Alton Brown brings it... but my son-in-law, Patrick, brings it to the table. For a pre-Thanksgiving Dinner, he made Alton's "Sweet Corn Bread Pudding." It was so good that I duplicated the recipe when I prepared dinner for a second celebration on Thanksgiving Day at my daughter Jessie's home in Atlanta.
Sides included deviled eggs, cranberry/apple conserve from Whole Foods Market, glorified rice, green beans almondine, and the Sweet Corn Bread Pudding. But don't wait for Thanksgiving to make this recipe. Its simplistic prep makes it easy to fit into a weeknight schedule.

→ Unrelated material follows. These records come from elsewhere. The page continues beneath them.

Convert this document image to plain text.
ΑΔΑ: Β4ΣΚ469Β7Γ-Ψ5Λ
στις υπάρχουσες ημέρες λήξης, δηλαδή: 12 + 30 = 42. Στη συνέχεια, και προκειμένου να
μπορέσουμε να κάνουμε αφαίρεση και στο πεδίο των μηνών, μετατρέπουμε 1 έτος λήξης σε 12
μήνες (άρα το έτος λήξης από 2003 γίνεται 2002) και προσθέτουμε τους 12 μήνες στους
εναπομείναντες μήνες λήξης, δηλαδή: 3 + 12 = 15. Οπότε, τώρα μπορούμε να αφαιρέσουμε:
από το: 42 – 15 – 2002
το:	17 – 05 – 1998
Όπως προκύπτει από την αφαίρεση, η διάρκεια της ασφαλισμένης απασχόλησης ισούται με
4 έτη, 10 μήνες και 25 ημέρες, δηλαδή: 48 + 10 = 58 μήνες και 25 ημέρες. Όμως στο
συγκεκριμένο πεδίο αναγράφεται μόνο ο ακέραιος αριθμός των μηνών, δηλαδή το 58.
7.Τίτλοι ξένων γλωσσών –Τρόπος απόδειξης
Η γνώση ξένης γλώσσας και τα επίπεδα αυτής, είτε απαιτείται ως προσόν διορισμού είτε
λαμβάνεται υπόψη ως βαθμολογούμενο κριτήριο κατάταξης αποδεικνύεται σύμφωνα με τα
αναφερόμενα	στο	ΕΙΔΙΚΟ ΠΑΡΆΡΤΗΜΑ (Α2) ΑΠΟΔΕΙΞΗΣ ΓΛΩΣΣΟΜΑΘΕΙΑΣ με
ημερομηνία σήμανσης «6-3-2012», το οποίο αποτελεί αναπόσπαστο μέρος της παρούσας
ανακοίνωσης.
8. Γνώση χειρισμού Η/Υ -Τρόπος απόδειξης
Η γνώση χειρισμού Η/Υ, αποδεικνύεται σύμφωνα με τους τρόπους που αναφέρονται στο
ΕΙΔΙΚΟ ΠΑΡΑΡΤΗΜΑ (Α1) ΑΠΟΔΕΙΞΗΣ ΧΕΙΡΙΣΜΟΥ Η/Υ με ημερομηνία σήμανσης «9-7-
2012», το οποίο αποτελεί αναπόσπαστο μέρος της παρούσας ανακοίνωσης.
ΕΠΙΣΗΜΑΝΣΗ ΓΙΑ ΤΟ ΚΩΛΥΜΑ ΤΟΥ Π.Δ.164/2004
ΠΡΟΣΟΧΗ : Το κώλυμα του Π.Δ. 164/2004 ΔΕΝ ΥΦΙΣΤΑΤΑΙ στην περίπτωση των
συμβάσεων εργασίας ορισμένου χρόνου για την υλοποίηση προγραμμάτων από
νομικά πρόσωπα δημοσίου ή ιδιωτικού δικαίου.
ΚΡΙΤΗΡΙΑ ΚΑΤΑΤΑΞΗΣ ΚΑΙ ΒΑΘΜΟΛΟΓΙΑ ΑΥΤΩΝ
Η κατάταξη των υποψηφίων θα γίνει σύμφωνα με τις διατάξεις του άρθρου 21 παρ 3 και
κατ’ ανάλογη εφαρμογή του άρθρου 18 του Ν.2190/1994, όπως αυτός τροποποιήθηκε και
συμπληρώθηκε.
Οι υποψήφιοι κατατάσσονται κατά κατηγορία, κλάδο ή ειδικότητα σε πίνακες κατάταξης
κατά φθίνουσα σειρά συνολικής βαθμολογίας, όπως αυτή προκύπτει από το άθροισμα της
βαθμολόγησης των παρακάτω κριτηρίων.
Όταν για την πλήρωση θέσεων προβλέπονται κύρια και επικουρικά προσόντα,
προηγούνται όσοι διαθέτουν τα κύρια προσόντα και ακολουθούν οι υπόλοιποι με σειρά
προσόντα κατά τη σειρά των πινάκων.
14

Alton Brown Sweet Corn Bread Pudding
Yield: 6 servings
1/2 onion, diced fine
1 ounce unsalted butter
½ tsp thyme
½ tsp rosemary
1-15oz can creamed style sweet corn
1 cup heavy cream
2 eggs
1 tsp baking powder
½ cup yellow cornmeal, whole grain, stone ground
½ cup shredded Parmesan
1 tsp salt
Ground black pepper
2 cups cubed French bread
Heat oven to 350°. Saute onions with butter and herbs in a cast iron skillet until translucent. Combine corn, cream, eggs, baking powder, cornmeal, Parmesan, salt, and pepper in a large mixing bowl. Add cubed bread and fold to combine. Pour batter into skillet on top of the onion mixture. (I chose to mix it all together.) Bake 50 minutes or until set. Cool slightly before serving. Note: Sometimes, I bake it in a casserole dish instead of a skillet.